What will change on the road to 3D ICs?
3D-IC represents different benefits for different applications. It can be both a performance enhancer and a power reducer due to shorter, lower capacitance interconnect lines, for example when used to stack memory on logic. It can provide a smaller overall footprint for mobile apps like cell phones, and it can improve yield when multiple smaller die can be assembled in lieu of a large SoC during early process maturity. It also allows analog and digital IP to hit performance and integration targets without forcing implementation in a single process. Depending on the application targeted, the jury is still out about relative costs and reliability, but there expectations for improvement in the long run in these areas as well.

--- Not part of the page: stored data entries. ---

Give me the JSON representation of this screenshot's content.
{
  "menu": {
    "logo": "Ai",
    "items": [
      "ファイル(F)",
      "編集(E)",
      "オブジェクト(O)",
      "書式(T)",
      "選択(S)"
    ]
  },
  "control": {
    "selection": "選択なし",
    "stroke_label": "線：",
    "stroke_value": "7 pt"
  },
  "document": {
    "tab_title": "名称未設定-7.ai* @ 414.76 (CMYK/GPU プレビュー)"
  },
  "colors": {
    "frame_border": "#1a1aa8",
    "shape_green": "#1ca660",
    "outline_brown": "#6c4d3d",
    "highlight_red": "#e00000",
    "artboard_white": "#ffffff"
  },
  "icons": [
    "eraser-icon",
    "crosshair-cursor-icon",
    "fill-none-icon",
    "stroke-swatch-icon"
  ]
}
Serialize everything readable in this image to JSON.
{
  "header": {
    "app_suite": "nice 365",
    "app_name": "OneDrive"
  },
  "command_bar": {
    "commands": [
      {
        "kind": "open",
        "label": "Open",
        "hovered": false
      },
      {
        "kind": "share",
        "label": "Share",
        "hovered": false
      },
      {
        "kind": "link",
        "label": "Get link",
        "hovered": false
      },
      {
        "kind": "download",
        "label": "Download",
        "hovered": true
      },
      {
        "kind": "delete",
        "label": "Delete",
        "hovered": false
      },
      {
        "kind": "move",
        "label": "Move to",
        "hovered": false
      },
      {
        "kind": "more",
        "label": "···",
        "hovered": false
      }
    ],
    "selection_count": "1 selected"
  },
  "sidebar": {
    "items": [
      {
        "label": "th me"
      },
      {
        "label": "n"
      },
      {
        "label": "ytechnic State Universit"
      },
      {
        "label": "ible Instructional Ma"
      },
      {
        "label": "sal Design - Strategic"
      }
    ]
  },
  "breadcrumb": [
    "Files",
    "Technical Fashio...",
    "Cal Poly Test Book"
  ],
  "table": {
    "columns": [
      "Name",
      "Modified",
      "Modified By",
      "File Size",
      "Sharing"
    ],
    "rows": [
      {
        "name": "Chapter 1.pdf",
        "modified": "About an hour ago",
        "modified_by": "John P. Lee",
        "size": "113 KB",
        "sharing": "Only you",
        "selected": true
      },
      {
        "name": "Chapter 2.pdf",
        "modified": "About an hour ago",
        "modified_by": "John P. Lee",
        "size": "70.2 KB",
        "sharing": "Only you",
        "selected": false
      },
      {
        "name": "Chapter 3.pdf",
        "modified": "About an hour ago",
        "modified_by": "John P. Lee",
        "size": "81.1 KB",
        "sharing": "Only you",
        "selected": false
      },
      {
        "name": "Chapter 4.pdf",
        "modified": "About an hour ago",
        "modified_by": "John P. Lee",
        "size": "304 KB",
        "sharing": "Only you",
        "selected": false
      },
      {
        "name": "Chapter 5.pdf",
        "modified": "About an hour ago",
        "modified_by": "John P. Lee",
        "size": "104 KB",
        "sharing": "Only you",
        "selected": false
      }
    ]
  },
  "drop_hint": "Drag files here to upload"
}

For the next 2-3 years, companies are primarily pursuing 2.5D approaches using silicon interposers (SI) for denser packaging, higher bandwidth and integration of memory, sensors and mixed signal designs based on existing partitioning schemes. SIs have the advantage of simplicity and easier thermal management challenges. The tooling requirements here are incremental: verification tools have been extended to handle new design rules, inter-die alignment and cross-die connectivity checking. Testing tools have new features to allow test access to die that are not physically accessible by test equipment after stacking and packaging. New extraction models are being developed to provide more accurate TSV modeling, and place and route tools have some additional package floorplanning, placement and pin-out capabilities.
When we begin to discuss full 3D, where through silicon vias (TSV) are used to connect two or more disparate processed dies with active circuit area, we expect the first applications to be memory on logic and sensor on logic. For memory on logic in particular, the wide I/O standard, driven through a TSV, has very attractive characteristics for power management. Here the tool extensions developed for interposer based designs will also be leveraged, with memory BIST taking on an increased importance for both validation and repair of the stacked memory.
Though often talked about as a scaling alternative, we would expect few applications of homogeneous logic partitioned across multiple die in the medium term. The exception may be for cases where there is an architectural advantage for dataflow that moves in a vertical dimension. One potential may be for GPU. Here the fact that architecture will drive portioning will allow the use of current place and route technology with minor enhancements for physical implementation.
In the long term, getting to a full use of 3D stacking of homogeneous logic dies, perhaps in reaction to a final end to transistor scaling, will require more extensive changes to the design flow. This will include design and simulation techniques that enable TSVs in active circuit areas, integration of logical and physical design tools to permit system-level optimization across die, and improvements in thermal, power delivery, and package design and modeling tools.
Joseph Sawicki is vice president and general manager of Mentor Graphics Corp.'s Design-to-Silicon division.